16 March 2011

Wilfred's Challenge: in search of well-being in Ecuador

frankie

Saamah Abdallah
Researcher, Centre for Well-being

For nine months, Saamah Abdallah, researcher at the centre for well-being, and lead author of the (un)Happy Planet Index 2.0, will be living in Ecuador, trying to better understand why many Latin American countries appear to do well in terms of achieving good lives without consuming more than their fair share of ecological resources, despite the problems and issues known to exist in these developing countries.

Might we see thousands of Britons flocking to Latin America in search of the good life?

In 2009, following the publication of the (un)Happy Planet Index 2.0, we perked the interest of a certain Professor Wilfred Beckerman at Oxford University who wrote a letter in a leading national newspaper mocking the HPI for ranking Latin American countries so highly. “Why is it then that millions of people are trying to emigrate from the happy poor countries to the rich countries and there is so little movement in the reverse direction? ... I presume that as soon as they reached their conclusions, the UK-based authors of the report immediately packed their bags.”

In one sense the distinguished Emeritus Fellow missed the point of the report and the HPI.  The Index measures the ecological efficiency of achieving well-being, not just the well-being itself. So while the Dominican Republic ranks some 72 places above the UK, it does not do this because it has higher well-being, but rather because it achieves average levels of well-being which are not far below the UK’s in terms of health and reported life satisfaction despite its citizens consuming less than a third the natural resources. Indeed the happiest countries in the world are mostly rich Scandinavian ones, such as Denmark.

But this does not deny the fact that there is an enigma here. The mean reported life satisfaction in many Latin Americans is still not far below that in the countries they migrate to, such as the US and Spain. Even in terms of more objective data, such as life expectancy, one can see large migration from Latin American countries whose life expectancy is not much lower than that in the US. Why do they go then?
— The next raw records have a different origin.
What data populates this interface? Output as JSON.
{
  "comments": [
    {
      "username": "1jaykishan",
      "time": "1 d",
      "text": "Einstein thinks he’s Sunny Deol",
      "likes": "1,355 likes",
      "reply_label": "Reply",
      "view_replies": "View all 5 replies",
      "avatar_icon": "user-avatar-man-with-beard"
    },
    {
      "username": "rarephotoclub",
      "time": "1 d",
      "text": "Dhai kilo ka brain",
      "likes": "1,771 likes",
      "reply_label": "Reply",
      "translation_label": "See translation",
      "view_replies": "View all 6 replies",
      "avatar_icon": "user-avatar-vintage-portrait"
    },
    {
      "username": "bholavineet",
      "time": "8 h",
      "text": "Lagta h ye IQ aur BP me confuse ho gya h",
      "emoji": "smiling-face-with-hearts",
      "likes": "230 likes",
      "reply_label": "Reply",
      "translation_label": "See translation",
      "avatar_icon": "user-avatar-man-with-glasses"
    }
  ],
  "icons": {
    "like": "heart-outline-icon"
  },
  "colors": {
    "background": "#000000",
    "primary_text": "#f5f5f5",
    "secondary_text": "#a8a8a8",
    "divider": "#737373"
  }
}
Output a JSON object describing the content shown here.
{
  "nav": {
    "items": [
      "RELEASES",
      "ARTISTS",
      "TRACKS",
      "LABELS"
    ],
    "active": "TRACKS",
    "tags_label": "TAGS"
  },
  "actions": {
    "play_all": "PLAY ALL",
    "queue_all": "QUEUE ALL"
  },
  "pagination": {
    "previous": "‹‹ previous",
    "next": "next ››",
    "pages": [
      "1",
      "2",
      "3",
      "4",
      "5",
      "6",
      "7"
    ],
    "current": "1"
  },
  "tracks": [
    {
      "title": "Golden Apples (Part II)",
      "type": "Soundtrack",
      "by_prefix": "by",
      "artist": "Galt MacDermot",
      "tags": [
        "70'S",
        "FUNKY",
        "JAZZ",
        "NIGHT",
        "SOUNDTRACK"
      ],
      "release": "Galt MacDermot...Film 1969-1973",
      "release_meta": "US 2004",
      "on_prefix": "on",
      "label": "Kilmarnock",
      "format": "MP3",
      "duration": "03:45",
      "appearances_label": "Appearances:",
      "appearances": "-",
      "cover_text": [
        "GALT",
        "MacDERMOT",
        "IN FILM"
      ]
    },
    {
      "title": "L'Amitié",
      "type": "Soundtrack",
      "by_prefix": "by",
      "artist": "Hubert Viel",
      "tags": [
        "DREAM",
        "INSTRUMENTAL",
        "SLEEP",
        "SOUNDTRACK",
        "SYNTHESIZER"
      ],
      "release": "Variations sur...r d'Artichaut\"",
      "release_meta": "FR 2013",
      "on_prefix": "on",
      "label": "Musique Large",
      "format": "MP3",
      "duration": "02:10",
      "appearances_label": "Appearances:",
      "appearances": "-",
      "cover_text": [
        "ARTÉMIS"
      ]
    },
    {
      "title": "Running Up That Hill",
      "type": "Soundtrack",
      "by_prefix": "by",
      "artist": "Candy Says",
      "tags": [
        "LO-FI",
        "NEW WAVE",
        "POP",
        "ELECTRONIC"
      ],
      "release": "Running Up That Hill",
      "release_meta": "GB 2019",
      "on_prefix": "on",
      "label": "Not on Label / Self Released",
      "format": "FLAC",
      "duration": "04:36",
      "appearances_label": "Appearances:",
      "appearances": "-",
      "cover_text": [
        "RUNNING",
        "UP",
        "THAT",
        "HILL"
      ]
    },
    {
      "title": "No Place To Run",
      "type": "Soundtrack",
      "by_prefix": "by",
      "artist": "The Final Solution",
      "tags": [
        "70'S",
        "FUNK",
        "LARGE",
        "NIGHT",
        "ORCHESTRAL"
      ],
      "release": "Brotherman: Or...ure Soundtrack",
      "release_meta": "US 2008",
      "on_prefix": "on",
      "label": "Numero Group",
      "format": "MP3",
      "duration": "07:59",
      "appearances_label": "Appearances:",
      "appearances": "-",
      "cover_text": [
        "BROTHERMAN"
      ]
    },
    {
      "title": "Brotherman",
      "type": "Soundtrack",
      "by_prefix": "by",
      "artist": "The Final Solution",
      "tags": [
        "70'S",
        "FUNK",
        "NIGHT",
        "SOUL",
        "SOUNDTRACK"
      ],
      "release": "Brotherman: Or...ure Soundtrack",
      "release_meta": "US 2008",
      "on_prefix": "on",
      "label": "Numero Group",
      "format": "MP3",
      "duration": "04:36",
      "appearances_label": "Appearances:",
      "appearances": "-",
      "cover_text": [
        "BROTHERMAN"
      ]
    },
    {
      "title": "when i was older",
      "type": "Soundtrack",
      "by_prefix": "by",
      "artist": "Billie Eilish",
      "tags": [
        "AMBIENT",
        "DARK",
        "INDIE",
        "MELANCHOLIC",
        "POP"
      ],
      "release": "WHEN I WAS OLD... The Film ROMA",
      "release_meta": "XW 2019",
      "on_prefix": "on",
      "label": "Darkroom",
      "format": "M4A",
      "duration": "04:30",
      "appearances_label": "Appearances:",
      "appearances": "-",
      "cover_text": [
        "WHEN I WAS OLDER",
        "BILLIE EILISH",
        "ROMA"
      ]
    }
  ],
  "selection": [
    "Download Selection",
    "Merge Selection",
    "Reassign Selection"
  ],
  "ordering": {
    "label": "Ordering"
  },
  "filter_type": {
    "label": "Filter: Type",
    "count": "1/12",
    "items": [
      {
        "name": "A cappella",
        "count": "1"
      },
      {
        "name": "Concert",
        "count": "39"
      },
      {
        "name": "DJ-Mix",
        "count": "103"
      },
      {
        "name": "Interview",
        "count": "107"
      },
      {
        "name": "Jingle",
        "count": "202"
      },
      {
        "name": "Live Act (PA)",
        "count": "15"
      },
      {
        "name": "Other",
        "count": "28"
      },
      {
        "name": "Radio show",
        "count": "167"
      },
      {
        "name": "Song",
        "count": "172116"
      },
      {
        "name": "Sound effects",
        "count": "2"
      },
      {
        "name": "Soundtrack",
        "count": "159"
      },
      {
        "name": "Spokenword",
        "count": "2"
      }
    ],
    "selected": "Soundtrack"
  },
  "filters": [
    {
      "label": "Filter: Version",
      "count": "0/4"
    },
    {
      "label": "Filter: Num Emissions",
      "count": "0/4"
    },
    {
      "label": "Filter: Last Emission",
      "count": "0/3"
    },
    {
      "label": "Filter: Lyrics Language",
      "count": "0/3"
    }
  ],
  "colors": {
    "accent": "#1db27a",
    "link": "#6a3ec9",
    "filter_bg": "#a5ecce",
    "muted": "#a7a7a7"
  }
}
The push and pull factors of migration are of course complex, and cannot be predicted by simply looking at rankings of GDP, HPI or any other indicator. For one thing, media and cultural myths are enough to make many inhabitants of poorer countries believe that out there, there are cities where the streets are made of gold. But, the puzzle of the high life satisfaction of Latin countries does need to be better understood.

So, a year and a half after Wilfred’s letter, I’ve taken up his challenge and come to Ecuador, where my wife and I will be living for nine months. Ecuador is not the country with the highest HPI nor the highest reported life satisfaction (in both cases that’s Costa Rica, where another member of the well-being team went in November 2010). But it does do better than you’d expect given its GDP – at £4,341 per capita PPP in 2005, mean income is below that of Sri Lanka and a quarter the amount of many Central European countries. And yet the mean life satisfaction of 6.4 and life expectancy of 74.7 years (in 2005) are both above those of countries such as Slovakia and Hungary. Indeed the mean life expectancy is higher than it was in many parts of the UK, such as Manchester, only five years earlier. And in terms of the migration enigma, Ecuador is particularly relevant with up to 15% of Ecuadorians living outside their own country.

Over the next few months I’ll be reporting back from Ecuador and trying to unpick this riddle.  Why do they have relatively high well-being, both in terms of life satisfaction and health, despite it being a poor country.  And why do so many people leave despite that? Ecuador was not chosen at random.  In 2009, the new Constitution institutionalised the concept of buen vivir (or good living) as defining development – the Department for Planning here frames its thinking around the concept. INEC, the National Statistics Office has been collecting data on life satisfaction in its Labour Force Survey well before the UK started thinking about it. As such, there is more data available here on well-being than anywhere else in the developing world, with the exception of Bhutan.  I'll attempt to weave this data in with my anecdotal experiences and attempt to confront Wilfred's challenge.